VI. Sacred Timber: Jesuit Craft & Contemporary Woodwork
Young carpenters with Brother Aloysius Beck with a finished product at the Tushanwan carpentry workshop
In the heart of Shanghai’s Xujiahui district stands the Tushanwan Museum, a testament to a unique fusion of Eastern and Western craftsmanship. Established in 1864 by Jesuit missionaries, the Tushanwan Orphanage was more than a refuge; it was a pioneering institution where orphaned boys were trained in various arts, including woodcarving, painting, and metalwork. Under the guidance of artisans like Brother Aloysius Beck, students produced works that garnered international acclaim, such as intricately carved pailou gates showcased at world expositions.
Today, the museum preserves this legacy, housing masterpieces that reflect a harmonious blend of Chinese motifs and European techniques. The craftsmanship displayed here resonates with Arc & Iveagh’s commitment to quality and tradition. Just as the Jesuits emphasized meticulous training and attention to detail, we at Arc & Iveagh value the stories woven into every stitch and seam.
While the Tushanwan workshops have ceased operations, their spirit endures in modern ateliers that continue to honor traditional methods. These hidden enclaves, much like our own approach to design, prioritize authenticity over mass production, ensuring that each creation is both timeless and meaningful.
VII. The Tension Behind the Label
Let’s be clear: I didn’t come into this venture wide-eyed or naïve. When we began vetting manufacturing partners for Arc & Iveagh, the checklist was non-negotiable — world-class craftsmanship, ethically run, obsessively detail-oriented, and capable of telling a story through the product itself. We looked at storied houses in Italy and Portugal, ateliers in Turkey and South America. There’s no shortage of heritage there — but something was missing.
We wanted more than just “Made in Europe.” We wanted soul. We wanted each stitch to reflect the culture and history of the regions inspiring our collections — whether it’s Harris Tweed from the Outer Hebrides or waxed cotton from the famed Halley Stevensons for homage to British hunting culture. And we needed a partner who wouldn’t compromise that vision for scale or speed.
We found that partner — not in Florence or Porto — but in Southeast China.
I visited the factory myself. Walked the floors. Met the team. Touched the samples. What I found wasn’t just capability — it was reverence. Artisans who take pride in pressing a lapel by hand, in sewing in linings with invisible threadwork, in treating every jacket as a one-off commission. They didn’t pitch us with glossy decks. They let the craftsmanship speak.
In Shanghai, just like in our factory, that’s the tension we embrace: mass vs. mastery. Most people don’t know that “Made in China” can mean centuries of heritage, passed down not on websites, but across workbenches. We’re here to help change that perception — not with slogans, but with stories you can wear.
Because in the end, excellence isn’t about geography. It’s about intention.
VIII. A New Kind of Label
The truth is, these workshops aren’t hiding — they’re just not shouting.

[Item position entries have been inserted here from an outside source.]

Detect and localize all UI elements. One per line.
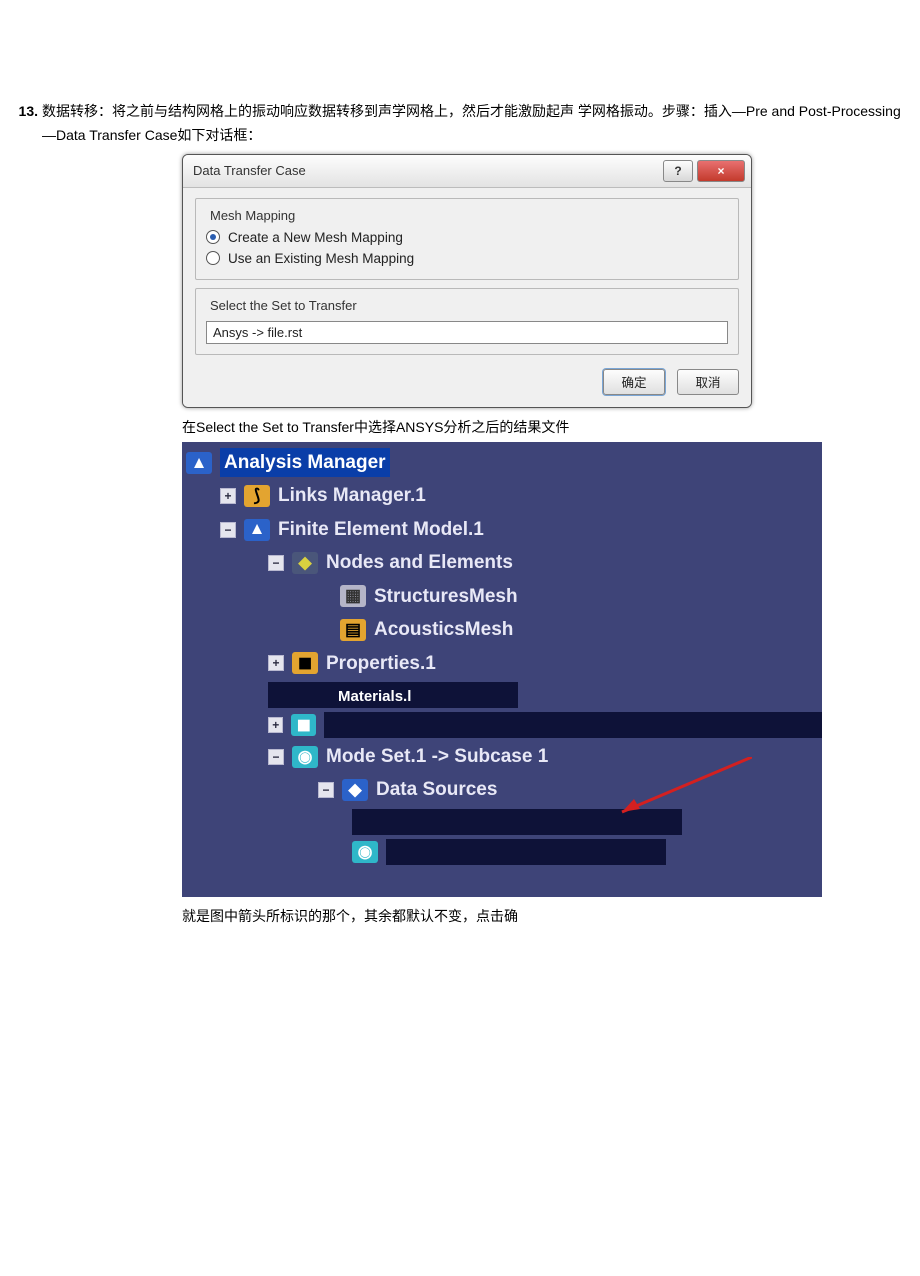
fem-icon: ▲ xyxy=(244,519,270,541)
properties-icon: ◼ xyxy=(292,652,318,674)
hidden-leaf-icon: ◉ xyxy=(352,841,378,863)
tree-label: Analysis Manager xyxy=(220,448,390,477)
tree-item-acoustics-mesh[interactable]: ▤ AcousticsMesh xyxy=(182,613,822,646)
expander-icon[interactable]: − xyxy=(268,555,284,571)
tree-item-links-manager[interactable]: + ⟆ Links Manager.1 xyxy=(182,479,822,512)
tree-item-hidden-1[interactable]: + ◼ xyxy=(182,710,822,740)
tree-label: Data Sources xyxy=(376,775,497,804)
select-set-group: Select the Set to Transfer Ansys -> file… xyxy=(195,288,739,355)
tree-item-mode-set[interactable]: − ◉ Mode Set.1 -> Subcase 1 xyxy=(182,740,822,773)
model-tree-panel: ▲ Analysis Manager + ⟆ Links Manager.1 −… xyxy=(182,442,822,897)
tree-label: Properties.1 xyxy=(326,649,436,678)
transfer-set-select[interactable]: Ansys -> file.rst xyxy=(206,321,728,344)
dialog-body: Mesh Mapping Create a New Mesh Mapping U… xyxy=(183,188,751,407)
nodes-elements-icon: ◆ xyxy=(292,552,318,574)
cancel-button[interactable]: 取消 xyxy=(677,369,739,395)
mesh-mapping-group: Mesh Mapping Create a New Mesh Mapping U… xyxy=(195,198,739,280)
radio-label: Use an Existing Mesh Mapping xyxy=(228,251,414,266)
select-set-legend: Select the Set to Transfer xyxy=(206,298,361,313)
tree-label: Finite Element Model.1 xyxy=(278,515,484,544)
tree-label: Mode Set.1 -> Subcase 1 xyxy=(326,742,548,771)
dialog-button-row: 确定 取消 xyxy=(195,363,739,395)
acoustics-mesh-icon: ▤ xyxy=(340,619,366,641)
tree-item-fem[interactable]: − ▲ Finite Element Model.1 xyxy=(182,513,822,546)
dialog-title: Data Transfer Case xyxy=(193,163,659,178)
tree-item-data-sources[interactable]: − ◆ Data Sources xyxy=(182,773,822,806)
help-button[interactable]: ? xyxy=(663,160,693,182)
mode-set-icon: ◉ xyxy=(292,746,318,768)
analysis-manager-icon: ▲ xyxy=(186,452,212,474)
ok-button[interactable]: 确定 xyxy=(603,369,665,395)
data-transfer-case-dialog: Data Transfer Case ? × Mesh Mapping Crea… xyxy=(182,154,752,408)
step-text: 数据转移：将之前与结构网格上的振动响应数据转移到声学网格上，然后才能激励起声 学… xyxy=(42,100,908,148)
expander-icon[interactable]: − xyxy=(318,782,334,798)
radio-use-existing-mapping[interactable]: Use an Existing Mesh Mapping xyxy=(206,248,728,269)
dialog-titlebar: Data Transfer Case ? × xyxy=(183,155,751,188)
caption-arrow-note: 就是图中箭头所标识的那个，其余都默认不变，点击确 xyxy=(182,905,908,927)
caption-select-set: 在Select the Set to Transfer中选择ANSYS分析之后的… xyxy=(182,416,908,438)
mesh-mapping-legend: Mesh Mapping xyxy=(206,208,299,223)
tree-label: Materials.l xyxy=(338,685,411,708)
expander-icon[interactable]: + xyxy=(268,717,283,733)
expander-icon[interactable]: − xyxy=(220,522,236,538)
step-number: 13. xyxy=(12,100,38,148)
tree-item-hidden-3[interactable]: ◉ xyxy=(182,837,822,867)
tree-item-analysis-manager[interactable]: ▲ Analysis Manager xyxy=(182,446,822,479)
data-sources-icon: ◆ xyxy=(342,779,368,801)
tree-item-properties[interactable]: + ◼ Properties.1 xyxy=(182,647,822,680)
radio-create-new-mapping[interactable]: Create a New Mesh Mapping xyxy=(206,227,728,248)
expander-icon[interactable]: − xyxy=(268,749,284,765)
tree-item-materials[interactable]: Materials.l xyxy=(182,680,822,710)
expander-icon[interactable]: + xyxy=(220,488,236,504)
expander-icon[interactable]: + xyxy=(268,655,284,671)
tree-label: AcousticsMesh xyxy=(374,615,513,644)
tree-item-hidden-2[interactable] xyxy=(182,807,822,837)
tree-label: Links Manager.1 xyxy=(278,481,426,510)
links-manager-icon: ⟆ xyxy=(244,485,270,507)
radio-icon xyxy=(206,230,220,244)
document-page: 13. 数据转移：将之前与结构网格上的振动响应数据转移到声学网格上，然后才能激励… xyxy=(0,0,920,967)
radio-label: Create a New Mesh Mapping xyxy=(228,230,403,245)
hidden-node-icon: ◼ xyxy=(291,714,316,736)
tree-item-structures-mesh[interactable]: ▦ StructuresMesh xyxy=(182,580,822,613)
radio-icon xyxy=(206,251,220,265)
tree-label: StructuresMesh xyxy=(374,582,518,611)
close-button[interactable]: × xyxy=(697,160,745,182)
structures-mesh-icon: ▦ xyxy=(340,585,366,607)
tree-label: Nodes and Elements xyxy=(326,548,513,577)
tree-item-nodes-elements[interactable]: − ◆ Nodes and Elements xyxy=(182,546,822,579)
step-13-heading: 13. 数据转移：将之前与结构网格上的振动响应数据转移到声学网格上，然后才能激励… xyxy=(12,100,908,148)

No influencer campaigns. No flashy storefronts. Just a worn stairwell, the scent of steamed dumplings wafting nearby, and the soft rhythm of a craftsman at work behind a half-closed door.
“Made in China” doesn’t mean soulless. Not if you know where to find the soul.
At Arc & Iveagh, our partners in Southeast China are cut from that same cloth — quiet, obsessive masters of their trade who care far more about hand-finishing a collar properly than posting about it. They’re the kind of people who don’t just make garments. They build heirlooms.
We believe provenance matters. But so does humility. And sometimes, the finest things are not in Paris showrooms or Tuscan villas — they’re stitched together in places the world forgot to glamorize.
So look closer. Rethink the label. Because in a world obsessed with image, there’s something daring — even rebellious — about choosing quality over convenience.
And that, in the end, is exactly what we’re here to make: not just clothing, but proof that excellence can be found in the quietest corners.